Position: Online Co-Head Copy Editor
College: University of Missouri
I’m going to be a Missouri Tiger next year. To almost all of you, that’s not a big deal. I’m just another kid going off to college.
But what if I told you that just a month ago, I was superstitiously switching my socks at halftime of the National Championship, praying for a Jayhawk comeback.
Jayhawks are supposed to hate Tigers. Trust me, I know. My room is painted crimson and blue, with autographs from Drew Gooden and Danny Manning and photos with Bill Self hanging throughout. I spent my whole life cherishing the few times I was in Lawrence, whether cheering at Allen Fieldhouse, or putting far too much Tabasco sauce on slices of pizza at Schlotzsky’s after football games.

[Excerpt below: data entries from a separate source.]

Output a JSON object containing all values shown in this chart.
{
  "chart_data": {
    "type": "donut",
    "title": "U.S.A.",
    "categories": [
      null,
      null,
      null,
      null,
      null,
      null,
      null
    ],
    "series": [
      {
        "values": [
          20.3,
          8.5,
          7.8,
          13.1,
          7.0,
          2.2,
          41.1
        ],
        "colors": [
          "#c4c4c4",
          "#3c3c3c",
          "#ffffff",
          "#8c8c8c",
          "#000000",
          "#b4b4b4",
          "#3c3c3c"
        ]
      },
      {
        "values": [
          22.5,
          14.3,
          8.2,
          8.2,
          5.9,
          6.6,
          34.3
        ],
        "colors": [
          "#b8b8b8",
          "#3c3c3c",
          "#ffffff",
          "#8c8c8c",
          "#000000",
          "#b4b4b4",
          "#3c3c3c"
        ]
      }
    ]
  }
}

Right now you are probably thinking, “This guy is biggest backstabber since Benedict Arnold.” Who knows? I might be.
But if there is one lesson I take away from East, it won’t be about circular integrals, the populist movement or the literary significance of Miss Havisham in “Great Expectations.” The most important lesson will be one I’ve learned multiple times – in track, cross country and journalism. It’s a lesson of trial and error, of experimenting, of not settling with your first idea.

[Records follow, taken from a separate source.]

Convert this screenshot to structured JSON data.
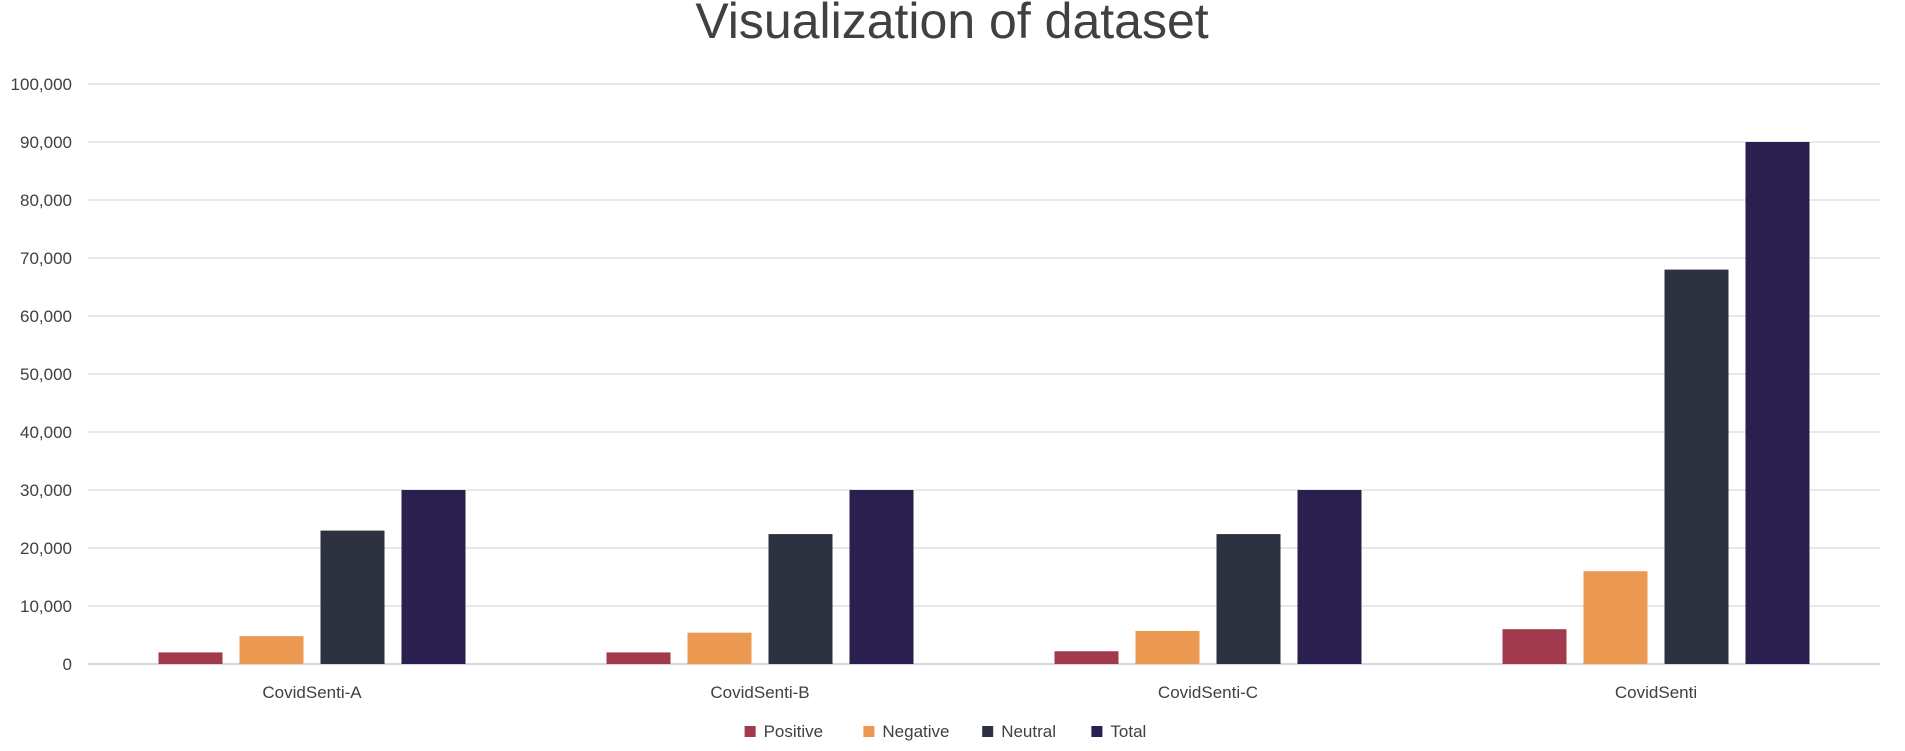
{
  "chart_data": {
    "type": "bar",
    "title": "Visualization of dataset",
    "xlabel": "",
    "ylabel": "",
    "ylim": [
      0,
      100000
    ],
    "yticks": [
      0,
      10000,
      20000,
      30000,
      40000,
      50000,
      60000,
      70000,
      80000,
      90000,
      100000
    ],
    "ytick_labels": [
      "0",
      "10,000",
      "20,000",
      "30,000",
      "40,000",
      "50,000",
      "60,000",
      "70,000",
      "80,000",
      "90,000",
      "100,000"
    ],
    "grid": true,
    "legend_position": "bottom",
    "categories": [
      "CovidSenti-A",
      "CovidSenti-B",
      "CovidSenti-C",
      "CovidSenti"
    ],
    "series": [
      {
        "name": "Positive",
        "color": "#a23a4d",
        "values": [
          2000,
          2000,
          2200,
          6000
        ]
      },
      {
        "name": "Negative",
        "color": "#eb9851",
        "values": [
          4800,
          5400,
          5700,
          16000
        ]
      },
      {
        "name": "Neutral",
        "color": "#2d3140",
        "values": [
          23000,
          22400,
          22400,
          68000
        ]
      },
      {
        "name": "Total",
        "color": "#2a1f4f",
        "values": [
          30000,
          30000,
          30000,
          90000
        ]
      }
    ]
  }
}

Only a few months after watching the greatest Jayhawk team of my lifetime steal the National Championship from Memphis, I started my journey at East. I became a football player and a pretty dang bad one at that. I was the third-string tight end for the Freshmen B-Team. My biggest contribution to the team was my one catch: a lowly two-yard snag that I bobbled and dropped, but somehow painted the illusion of catching by landing on it. To put it bluntly, I sucked at football. Every minute that Mr. Layman’s lectured on about gangster math, I was dreading the moment I’d have to put on those pads in forty minutes. The up-downs, the murderous hills, the screaming of coach McGrain as I failed to get low enough on my tackles–it just wasn’t for me.

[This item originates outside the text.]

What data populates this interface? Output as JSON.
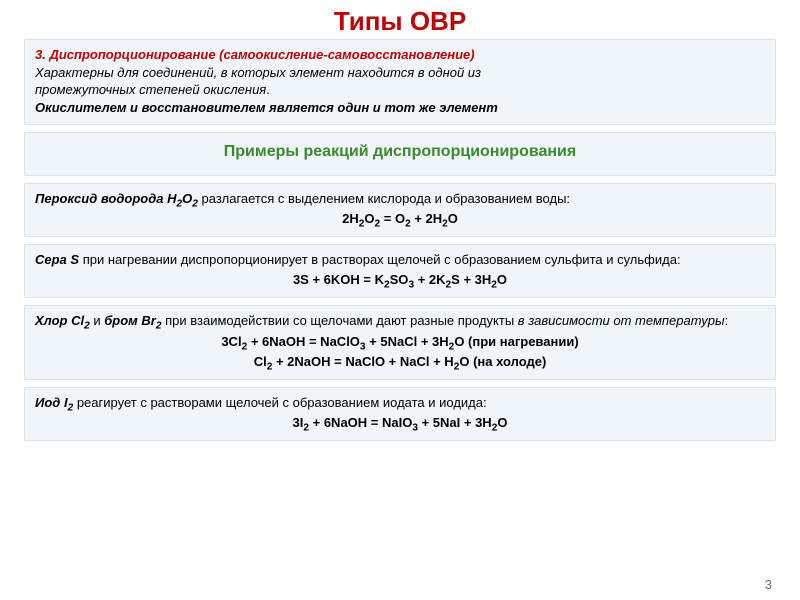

And as the years went by, being a KU fan just wasn’t me. Yes, almost every shirt I own probably represents the ‘Hawks in some way, but I started to feel like the wannabe fans I mocked for years. I don’t really know what it was; it just became something casual. I didn’t care as much. My knowledge of the starting lineups dwindled tenfold. Heck, last season I couldn’t even name the starting quarterback of the football team.
This realization epitomized this March, a time where even the most fair-weather fans cheer until they’re red in the face from cursing out the ref who is just giving the game away. Yet, I found myself just not watching KU’s first game, and instead watching the entire Tiger loss against Norfolk State. And the thing was, I was pulling for Mizzou. I ended up watching another KU game until the Elite Eight, when I was essentially forced to at a watch party. It was then that I realized I was no longer a fan.
It was like when I realized I never wanted to be a football player. It just wasn’t right.
It reminded me of when I took a chance on something I had once hated, running, and turned into a varsity cross country career, where I would meet the best friends I’ve ever had.
Throughout high school, I’ve continued to not just go with my first idea. In track, I’ve gone from a shot-put thrower to an 800 meter runner to a mile runner to a two mile runner and back to 800 meter runner, all in my four year career.
So what does any of this have to do with me deciding to go to Missouri, possibly the worst thing any true Jayhawk fan can do?
Well, when I visited Mizzou, just to appease a family friend and my mom, I kept looking for things to hate. But it didn’t happen. In fact, I found myself loving the feel of Columbia.
It was just the right fit for me, as much as I hated the idea at the time. I could actually see myself slaving through the night in their journalism school, taking a morning run through scenic Columbia, and it wouldn’t hurt that some of my friends would be going there. It was familiar, but different. But I still questioned if I could actually turn on Big Jay and company.
And then I realized that my life has never really gone according to plan. I’m not a football player. I’m not a straight A student. I’m not the senior leader whose voice commands the attention of the room.
I’m not the huge Kansas fan I once was.
MU felt right. KU didn’t. It was as simple as that. And East has taught me that if something just feels right and you enjoy it, you should stick with it.
And who should care about where I go to college? It’s my choice. I’m the one spending the next four years of my life there. Now, I’m not saying that MU is better than KU. I’m just saying don’t knock something, before giving it a shot.
And that is why I’m going to Missouri.